Les araignées l’emportent sur les loups dans la toundra arctique

araignée-loup alaska
Crédits : Wikimedia Commons / D. Sikes

En Arctique, les araignées-loups sont si abondantes qu’elles dépassent, de plusieurs ordres de grandeur et en termes de biomasse pure, les loups en Alaska. Elles se présentent aujourd’hui comme les prédatrices les plus importantes de la toundra, et pourraient jouer un rôle conséquent pour atténuer certains effets du changement climatique.

Selon les nouvelles estimations de l’Université de Washington, à Saint-Louis (États-Unis), l’araignée-loup l’emporte sur le loup gris d’un peu plus de 80 pour 1 en termes de biomasse brute. Le réchauffement des terres pourrait également modifier les goûts de ces araignées, initiant ainsi une nouvelle cascade d’interactions entre les réseaux trophiques, qui pourraient potentiellement atténuer certains impacts du réchauffement climatique.

Les chercheurs ont ici étudié les araignées-loups. Elles ne mesurent qu’un centimètre et demi de longueur, mais elles pourraient être à la fois plus grandes et plus prolifiques dans un avenir plus chaud. Ces araignées ne font pas de toiles et préfèrent chassent sur le terrain. Elles s’attaquent principalement aux collemboles, de petits arthropodes qui mangent à la fois des plantes en décomposition et des champignons. Et dans la toundra humide, les champignons dans le sol contrôlent en grande partie la rapidité avec laquelle la matière végétale morte se décompose pour finalement libérer ses nutriments.

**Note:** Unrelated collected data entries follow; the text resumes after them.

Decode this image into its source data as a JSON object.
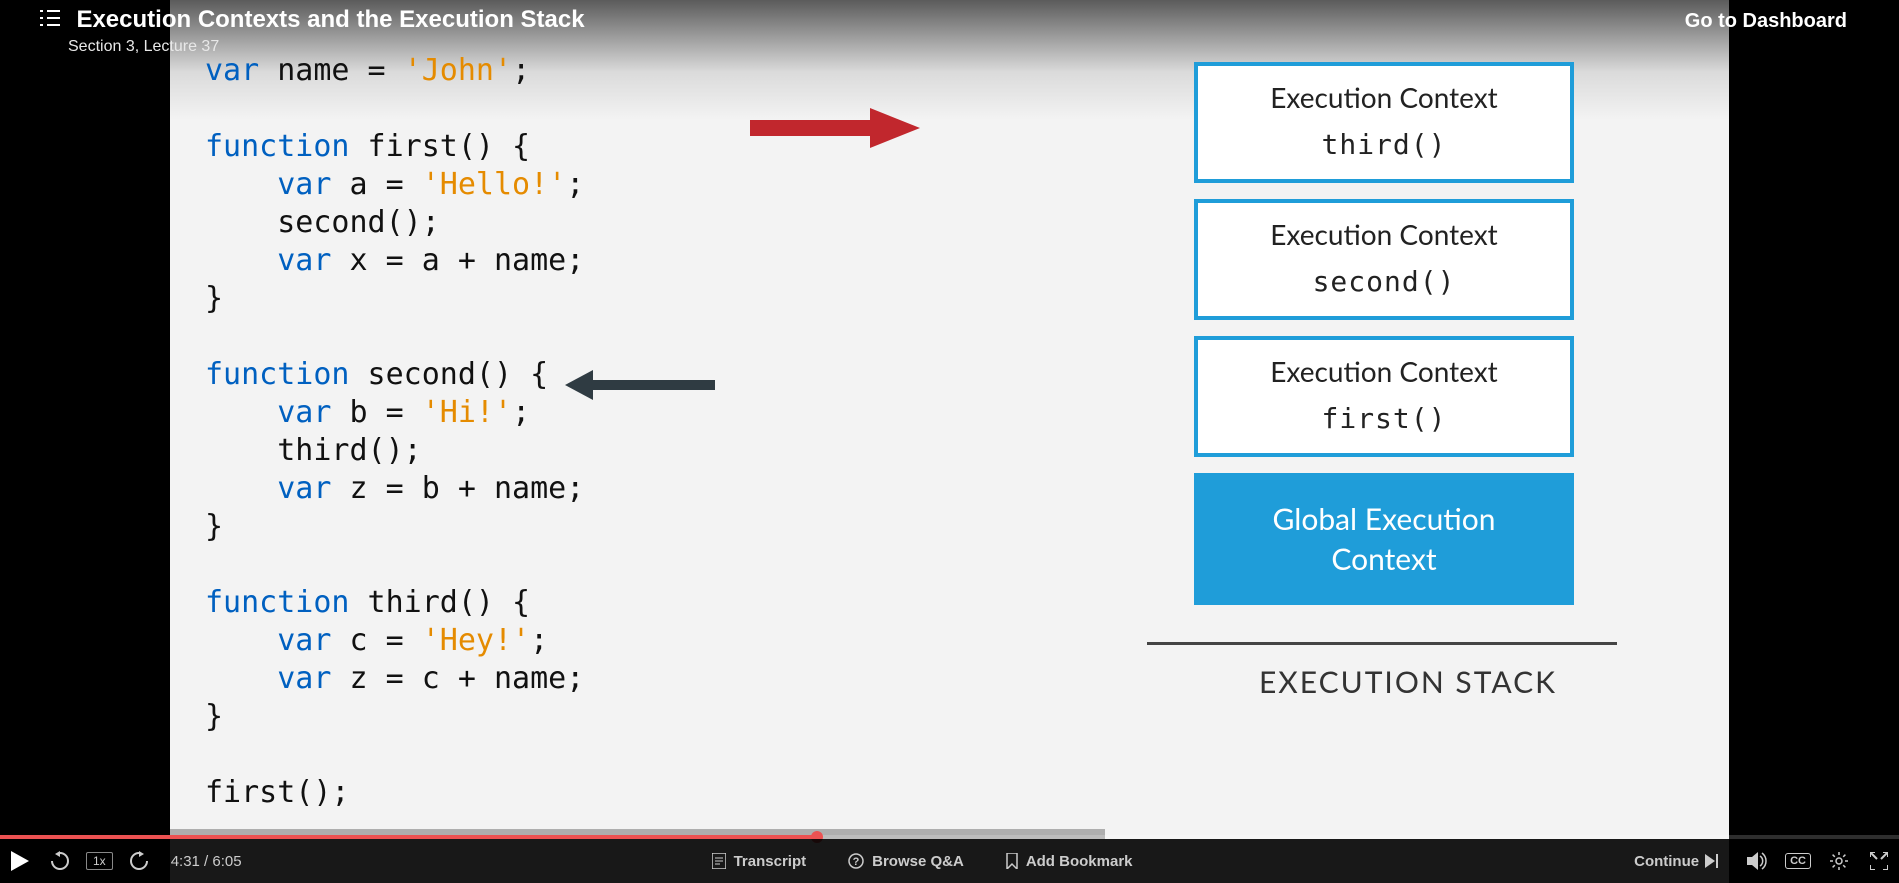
{
  "header": {
    "title": "Execution Contexts and the Execution Stack",
    "subtitle": "Section 3, Lecture 37",
    "dashboard": "Go to Dashboard"
  },
  "code": {
    "l1_kw": "var",
    "l1_rest": " name = ",
    "l1_str": "'John'",
    "l1_end": ";",
    "l2_kw": "function",
    "l2_rest": " first() {",
    "l3_kw": "var",
    "l3_rest": " a = ",
    "l3_str": "'Hello!'",
    "l3_end": ";",
    "l4": "    second();",
    "l5_kw": "var",
    "l5_rest": " x = a + name;",
    "l6": "}",
    "l7_kw": "function",
    "l7_rest": " second() {",
    "l8_kw": "var",
    "l8_rest": " b = ",
    "l8_str": "'Hi!'",
    "l8_end": ";",
    "l9": "    third();",
    "l10_kw": "var",
    "l10_rest": " z = b + name;",
    "l11": "}",
    "l12_kw": "function",
    "l12_rest": " third() {",
    "l13_kw": "var",
    "l13_rest": " c = ",
    "l13_str": "'Hey!'",
    "l13_end": ";",
    "l14_kw": "var",
    "l14_rest": " z = c + name;",
    "l15": "}",
    "l16": "first();"
  },
  "stack": {
    "items": [
      {
        "title": "Execution Context",
        "fn": "third()"
      },
      {
        "title": "Execution Context",
        "fn": "second()"
      },
      {
        "title": "Execution Context",
        "fn": "first()"
      }
    ],
    "global_line1": "Global Execution",
    "global_line2": "Context",
    "label": "EXECUTION STACK"
  },
  "controls": {
    "speed": "1x",
    "time": "4:31 / 6:05",
    "transcript": "Transcript",
    "qa": "Browse Q&A",
    "bookmark": "Add Bookmark",
    "continue": "Continue",
    "cc": "CC"
  },
  "progress": {
    "percent": 43,
    "watched_percent": 60
  }
}
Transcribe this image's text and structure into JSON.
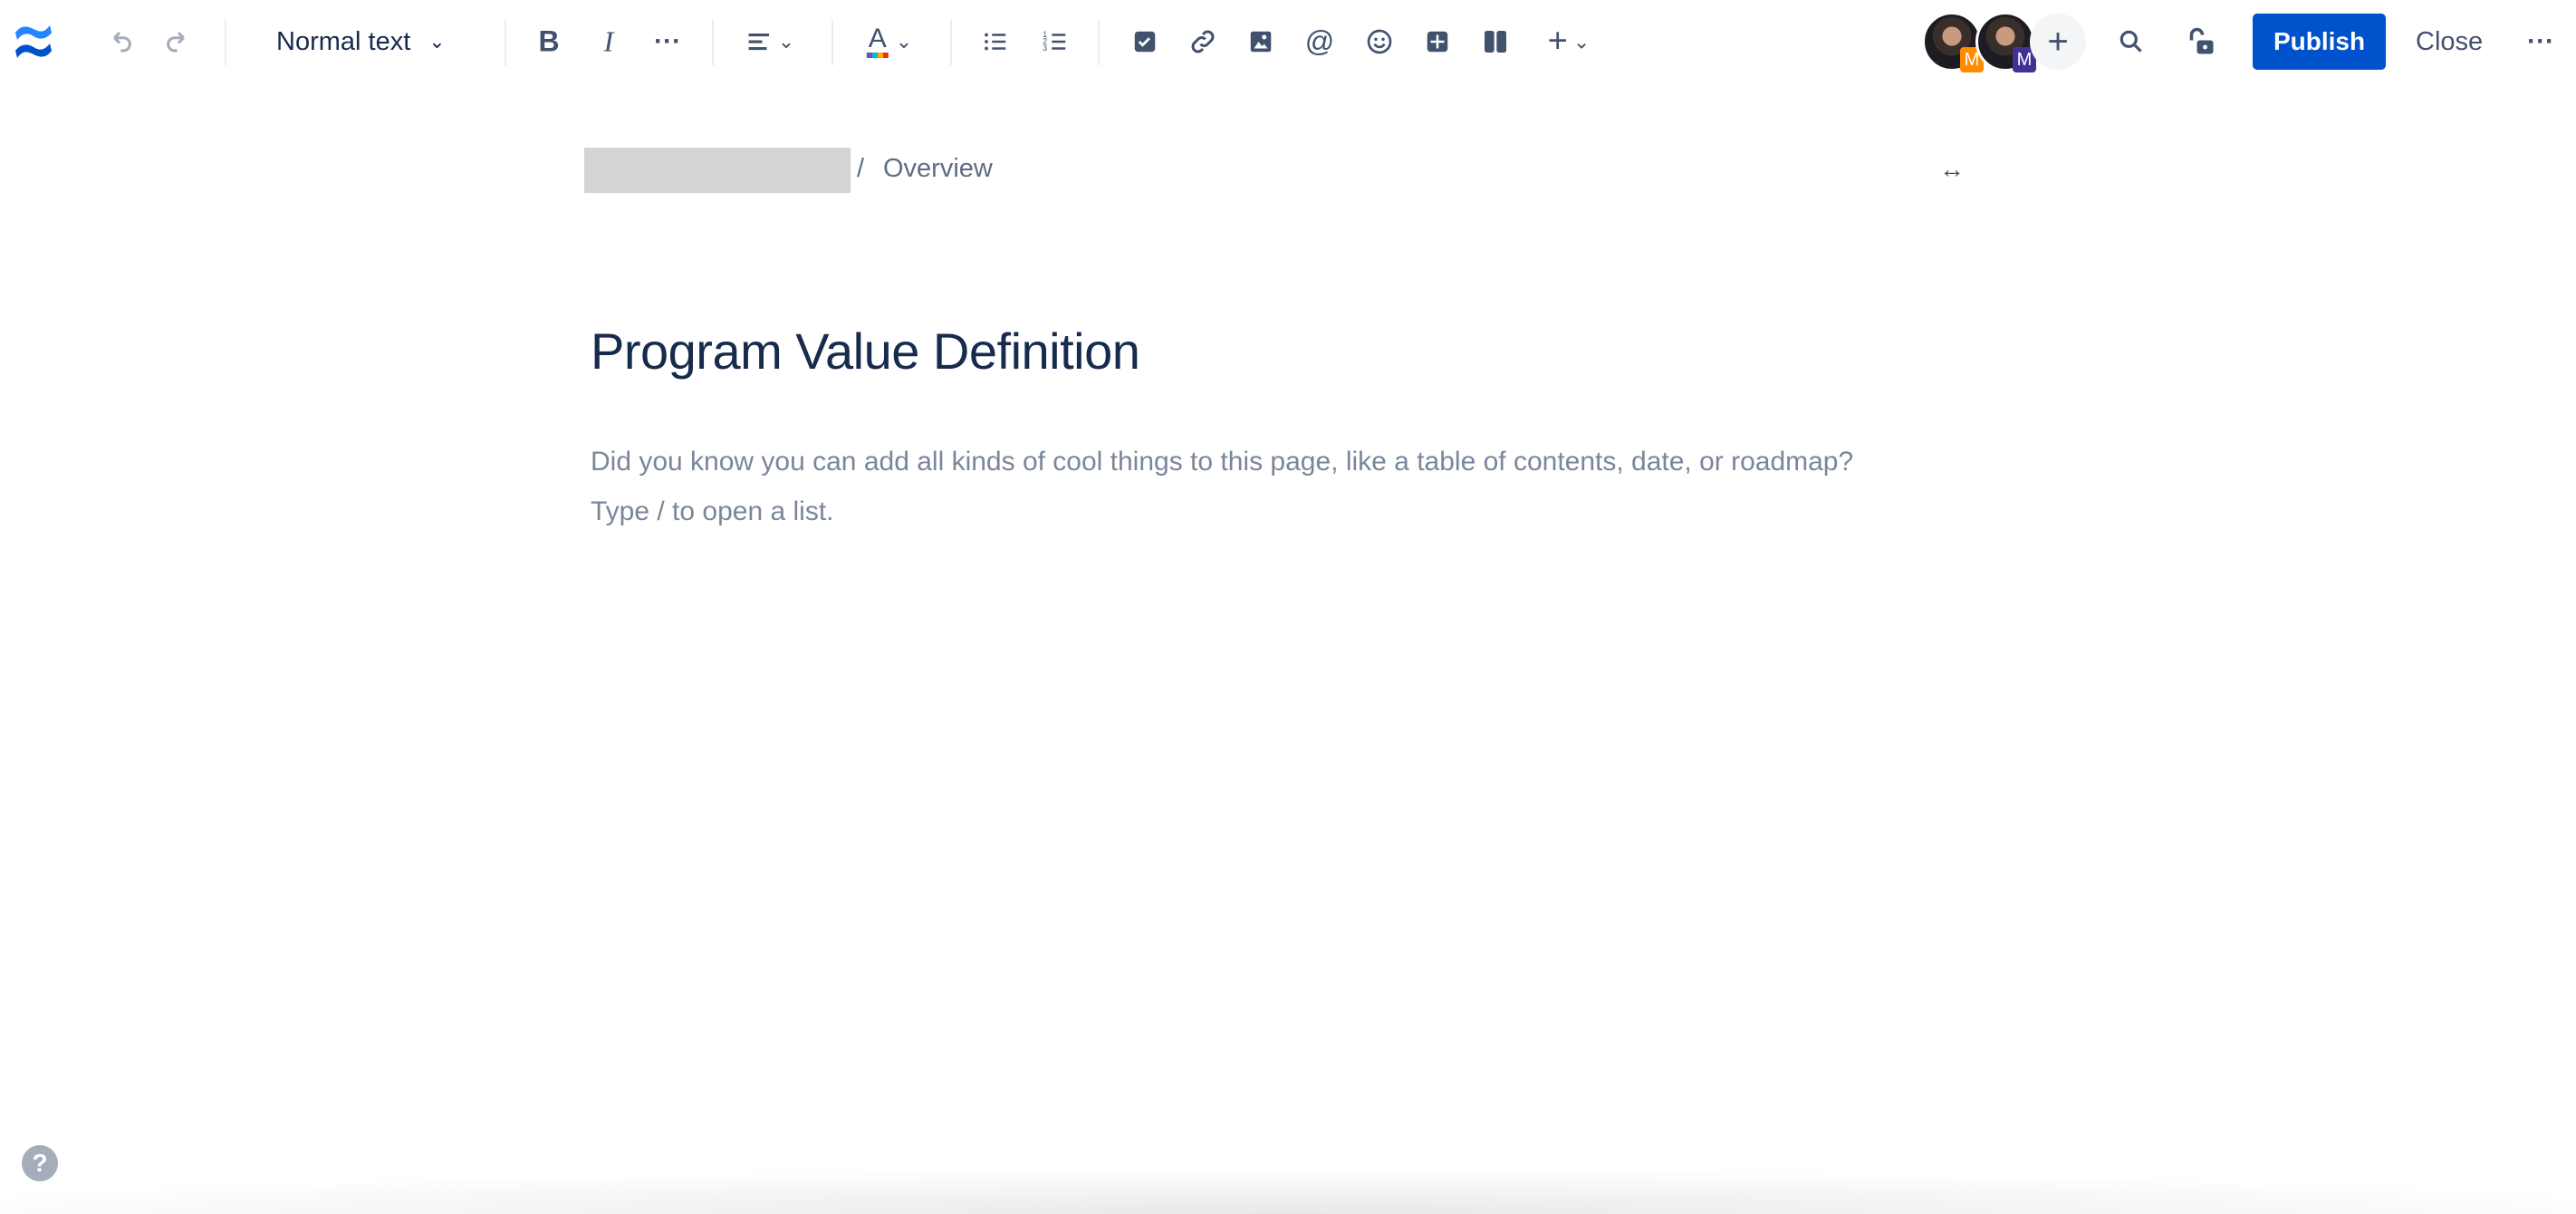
{
  "toolbar": {
    "text_style": "Normal text",
    "publish_label": "Publish",
    "close_label": "Close",
    "collaborators": [
      {
        "initial": "M",
        "color": "#ff8b00"
      },
      {
        "initial": "M",
        "color": "#403294"
      }
    ],
    "brand_color": "#0052cc"
  },
  "breadcrumb": {
    "separator": "/",
    "current": "Overview"
  },
  "page": {
    "title": "Program Value Definition",
    "placeholder_line1": "Did you know you can add all kinds of cool things to this page, like a table of contents, date, or roadmap?",
    "placeholder_line2": "Type / to open a list."
  }
}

Ces araignées-loups de l’Arctique ont donc un effet « indirect » sur la décomposition végétale, en accélérant le processus (car il y a de plus en plus de champignons). La décomposition est généralement positive pour les plantes, en ce sens qu’elle libère plus de nutriments dans le sol. Certains de ces nutriments – tels que l’azote – sont des engrais recherchés qui améliorent la productivité des plantes. Mais la décomposition est une arme à double tranchant. Comme les microbes mangent des plantes mortes, ils respirent également le dioxyde de carbone et le méthane, des gaz à effet de serre puissants.

Pour étudier ces processus, les chercheurs ont installé une série d’enclos expérimentaux dans une zone de la toundra arctique au nord de l’Alaska, et ce pendant deux saisons estivales. Ces mini-écosystèmes mesuraient 1,5 mètre de diamètre et séparaient tous les habitants de la toundra, y compris les animaux souterrains et les champignons. Il y avait à l’intérieur des araignées-loups, mais aussi des collemboles et des acariens.

Ce qu’ils ont découvert est surprenant. Aux températures ambiantes, il y avait moins de collemboles dans les parcelles à forte densité d’araignées, et la décomposition de la litière était plus rapide. Un résultat prévu, puisque les araignées aiment manger des collemboles. Mais dans les parcelles chauffées avec des densités d’araignées élevées, les chercheurs ont trouvé moins de signes de décomposition de la litière dans le sol. Ils pensent que dans des conditions de réchauffement, les araignées-loups développent un goût pour différentes proies, comme des araignées plus petites.

Et c’est une bonne nouvelle pour le climat. Dans un avenir amené à se réchauffer, si les araignées-loups mangent moins de collemboles, ces derniers pourront manger plus de microbes. Il y aura alors moins de décomposition, et moins de carbone libéré par le pergélisol.

« Les araignées ne vont pas nous sauver du changement climatique, notent les chercheurs, mais nous avons constaté que la décomposition est plus lente sous l’effet du réchauffement quand il y a plus d’araignées-loups. Cela suggère que dans certaines circonstances, elles pourraient atténuer certains des effets du réchauffement sur les pertes de carbone de la toundra. Et c’est une bonne chose ».

Vous retrouverez tous es détails de cette étude dans la revue PNAS.